Prof. Dr. nEcMettin Unal, Professor of Anesthesiology and Reanimation at Ankara University Medical, Turkey

"Sepsis is a clinical picture, which has many unknown features yet to be learned. Awareness, incidence and mortality, definition, prevention, pathogenesis, early clinical and laboratory diagnosis, treatment approach, cost, rapidly increasing antibiotic resistance, misuse and reckless use of antibiotics, and so on…How many of these aspects are come to be known by the majority? When we evaluate all of them globally, we are not in a good position. It is imperative that all concerned people, governmental institutions, NGOs should work in a relevant and collaborative manner on sepsis. For these reasons; It is necessary for all of us to lay emphasis on the world sepsis day, so that our hospitals, our cities, our country and other countries will be able to move forward in all matters related to sepsis. Thus, hopefully we can decrease incidence and mortality of the sepsis."


Klaus von dohnanyi, Former Federal Minister of Education and Science and Past Mayor of The Free Hanseatic City Hamburg germany

“I support World Sepsis Day and the targets of the World Sepsis Declaration because I have learned that apparently even physicians and health care workers know by far too little about sepsis. But everybody knows sepsis is not only a highly dangerous, but unfortunately also a rather common disease.
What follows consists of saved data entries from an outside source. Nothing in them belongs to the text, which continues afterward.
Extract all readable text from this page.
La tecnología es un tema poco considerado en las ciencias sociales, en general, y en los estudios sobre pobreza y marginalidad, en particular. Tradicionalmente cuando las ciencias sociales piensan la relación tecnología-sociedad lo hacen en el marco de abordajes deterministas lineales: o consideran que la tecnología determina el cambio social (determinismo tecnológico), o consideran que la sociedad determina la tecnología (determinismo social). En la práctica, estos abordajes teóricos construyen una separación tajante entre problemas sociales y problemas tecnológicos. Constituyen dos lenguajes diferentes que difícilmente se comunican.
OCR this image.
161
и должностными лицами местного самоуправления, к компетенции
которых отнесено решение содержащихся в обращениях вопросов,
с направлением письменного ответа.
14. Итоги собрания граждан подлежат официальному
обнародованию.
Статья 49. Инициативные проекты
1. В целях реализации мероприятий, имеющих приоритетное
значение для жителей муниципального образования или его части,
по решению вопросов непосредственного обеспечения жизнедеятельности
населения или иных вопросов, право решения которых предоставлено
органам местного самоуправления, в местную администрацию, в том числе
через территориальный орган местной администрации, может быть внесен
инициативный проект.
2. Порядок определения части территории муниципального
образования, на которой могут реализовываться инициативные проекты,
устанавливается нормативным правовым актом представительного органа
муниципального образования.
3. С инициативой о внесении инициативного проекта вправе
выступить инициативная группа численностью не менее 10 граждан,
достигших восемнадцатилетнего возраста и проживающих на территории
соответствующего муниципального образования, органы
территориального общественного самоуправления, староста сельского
Sepsis can be controlled, but only if understood and very early diagnosed. Thus sepsis education must get a top priority if health care providers in all parts of the world shall be enabled to treat sepsis successfully.”


Prof. Dr. Johanna Wanka, Former Federal Minister of Education and Research, Germany

“Twenty million people worldwide contract sepsis every year, more than 150,000 in Germany alone. Many survivors suffer a lifetime from the consequences. We therefore need to improve sepsis prevention, diagnosis, treatment and rehabilitation. For this reason, the Federal Ministry of Education and Research (BMBF) has been involved for many years in projects and initiatives focusing on sepsis research and the development of effective therapies.” 


Prof. Dr. Lothar Wieler, President of the Robert-Koch-Institute, Germany

"Sepsis is the most threatening complication of an infection. Even today, it often takes a lethal course. World Sepsis Day draws attention to the high number of sepsis cases and deaths and also to possible ways of fighting sepsis. Better knowledge, especially among physicians, can help to faster recognize and treat sepsis. Treatment of sepsis is particularly affected by the increase of antimicrobial resistances. Interdisciplinary collaboration is necessary to face this problem and to improve prevention, early recognition and therapy of sepsis." 


Klaus Wolfermann, olympic champion from Germany

“I support World Sepsis Day because many lives could be saved if lay people, politicians, physicians, and health care workers would know more about sepsis.” 


Ilke Wyludda, olympic champion from Germany

“I support World Sepsis Day because as a patient and physician I know that sepsis can strike people out of the blue. Unfortunately, very few people know enough about this deadly disease. Medical students, young doctors and nurses need better education about prevention, early recognition and treatment of sepsis. World Sepsis Day can help to make a change for the better in the next years.”